If there is anything fresh or innovative about its replacement, Saxon + Parole, it is lost on me. The menu offers the likes of seafood towers, a beet and feta cheese salad, a foie gras terrine, steaks, chops, lobster, chicken, a whole branzino, and so forth. It’s a generic upscale suburban restaurant, transplanted to the Bowery, with the kind of easily replicated fare that can be churned out on auto-pilot while Farmerie tends to his Michelin-starred flagship, Public.
The design department at AvroKO, which was once hailed for innovative designs at Public and Park Avenue, has fallen pray to repetition. This exact idea (named for two nineteenth-century race horses) hasn’t been used before, but there is nothing clever in its realization.

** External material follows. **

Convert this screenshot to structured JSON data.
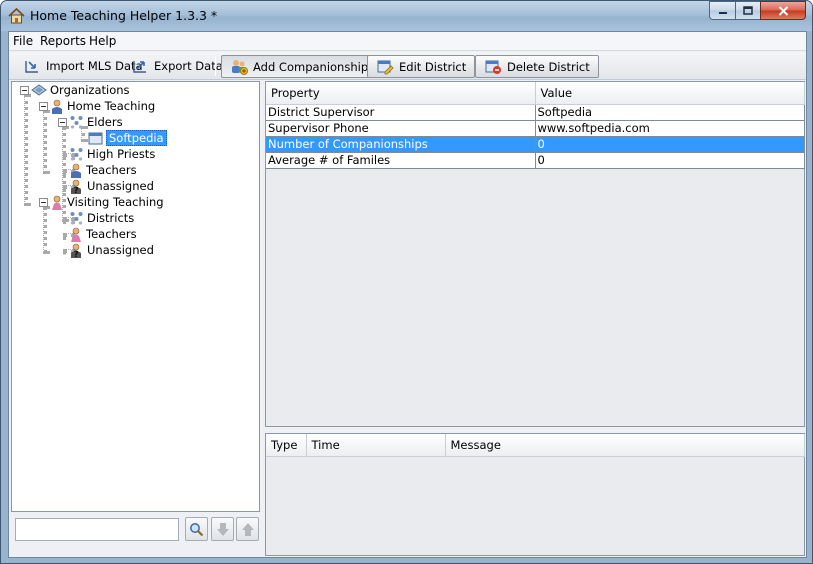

The firm has become a world-class accumulator of tchotchkes.
In a one-star review earlier this week, Eric Asimov of The Times praised the burger ($17), so I ordered that. It gets a wonderful kick from a gooey fried egg, Havarti cheese, and maple bacon. The beef has a strong fatty flavor, but probably wouldn’t hold up on its own without all of the extra toppings. The fries ($6 if ordered separately) come with two dipping sauces, chili ketchup and blue cheese mayo. To my taste they were too greasy, but perhaps some people like them that way.
I dined at the bar, where getting a server’s attention was a chore. Whatever you may want—to get a menu, to order, to get a check—you’ll be waving your arms wildly before you’re noticed.
They do a brisk bar business here. I had two tequila-based drinks, the Bowery Fx and the Beetnik (both $14). The tables appeared to be about half full at 7:00 p.m., but that’s early by East Village standards. With tables spaced fairly close together and plenty of hard, exposed surfaces, it’ll get loud later on. I didn’t stick around to find out.
In a neighborhood chock full of restaurants with personality, I’m hard press to see the point of Saxon + Parole, which seems to revel in its very ordinariness. I suppose another AvroKO creation will replace it in a few years.
Saxon + Parole (316 Bowery at Bleecker Street, East Village)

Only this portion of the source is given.